Step 1: Create Python Bridge

# priv/python/my_ml_bridge.py
from base_bridge import BaseBridge

class MyMLBridge(BaseBridge):
    def _register_handlers(self):
        self._handlers.update({
            'my_operation': self._handle_my_operation,
        })
    
    def _initialize_framework(self):
        # Initialize your ML framework
        pass
    
    def get_framework_info(self):
        return {
            "name": "my_ml",
            "version": "1.0.0",
            "capabilities": ["custom_ops"]
        }
    
    def _handle_my_operation(self, args):
        # Implement your operation
        return {"result": "success"}

if __name__ == '__main__':
    import argparse
    parser = argparse.ArgumentParser()
    parser.add_argument('--mode', default='standalone')
    parser.add_argument('--worker-id', type=str)
    args = parser.parse_args()
    
    bridge = MyMLBridge(mode=args.mode, worker_id=args.worker_id)
    bridge.run()

Step 2: Create Elixir Adapter

# lib/my_app/my_ml_adapter.ex
defmodule MyApp.MyMLAdapter do
  use DSPex.Adapters.BaseMLAdapter, framework: "my_ml"
  
  @impl true
  def supported_operations do
    [:my_operation]
  end
  
  @impl true
  def validate_config(config), do: :ok
  
  @impl true
  def transform_request(:my_operation, args), do: args
  
  @impl true
  def transform_response(:my_operation, response), do: {:ok, response}
  
  # Public API
  def do_my_operation(args, options \\ %{}) do
    execute_operation(:my_operation, args, options)
  end
end

Step 3: Configure Bridge

# config/config.exs
config :dspex, :ml_bridges,
  bridges: Map.put(existing_bridges, :my_ml, %{
    adapter: MyApp.MyMLAdapter,
    python_module: "my_ml_bridge",
    python_class: "MyMLBridge",
    script_path: "priv/python/my_ml_bridge.py",
    required_packages: [],
    min_python_version: "3.8.0"
  })

Step 4: Use Your Bridge

# In your application
{:ok, result} = MyApp.MyMLAdapter.do_my_operation(%{data: "test"})

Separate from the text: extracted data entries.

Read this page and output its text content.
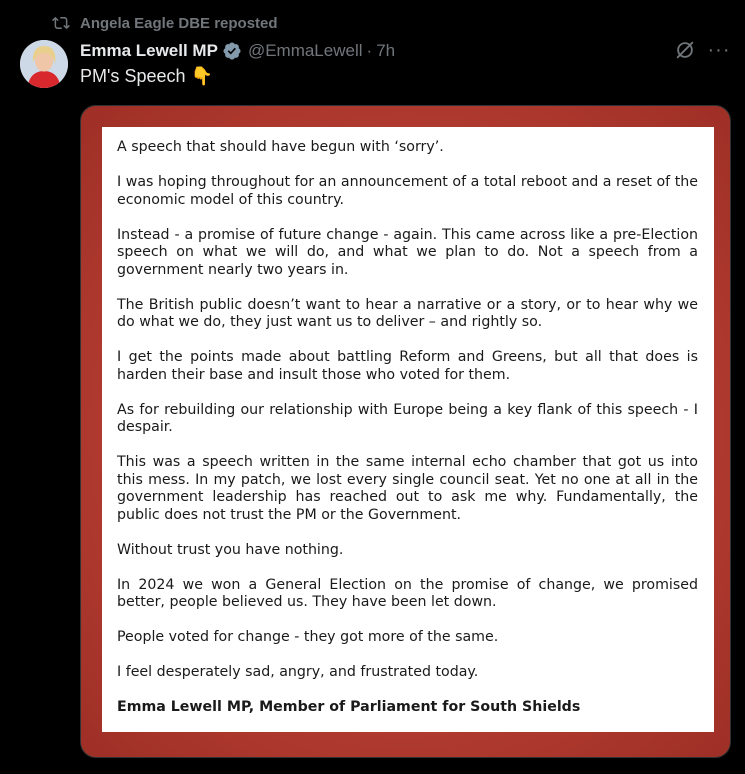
Angela Eagle DBE reposted
Emma Lewell MP @EmmaLewell · 7h	···
PM's Speech 👇

A speech that should have begun with ‘sorry’.

I was hoping throughout for an announcement of a total reboot and a reset of the economic model of this country.

Instead - a promise of future change - again. This came across like a pre-Election speech on what we will do, and what we plan to do. Not a speech from a government nearly two years in.

The British public doesn’t want to hear a narrative or a story, or to hear why we do what we do, they just want us to deliver – and rightly so.

I get the points made about battling Reform and Greens, but all that does is harden their base and insult those who voted for them.

As for rebuilding our relationship with Europe being a key flank of this speech - I despair.

This was a speech written in the same internal echo chamber that got us into this mess. In my patch, we lost every single council seat. Yet no one at all in the government leadership has reached out to ask me why. Fundamentally, the public does not trust the PM or the Government.

Without trust you have nothing.

In 2024 we won a General Election on the promise of change, we promised better, people believed us. They have been let down.

People voted for change - they got more of the same.

I feel desperately sad, angry, and frustrated today.

Emma Lewell MP, Member of Parliament for South Shields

# Or through unified interface
{:ok, result} = DSPex.MLBridge.execute_operation(
  :my_operation,
  %{data: "test"},
  bridge: :my_ml
)

This modular architecture provides a clean separation of concerns, maximum reusability of the robust infrastructure already built in DSPex, and the flexibility to integrate any Python ML framework while maintaining the performance and reliability benefits of the Elixir supervision tree and pooling system.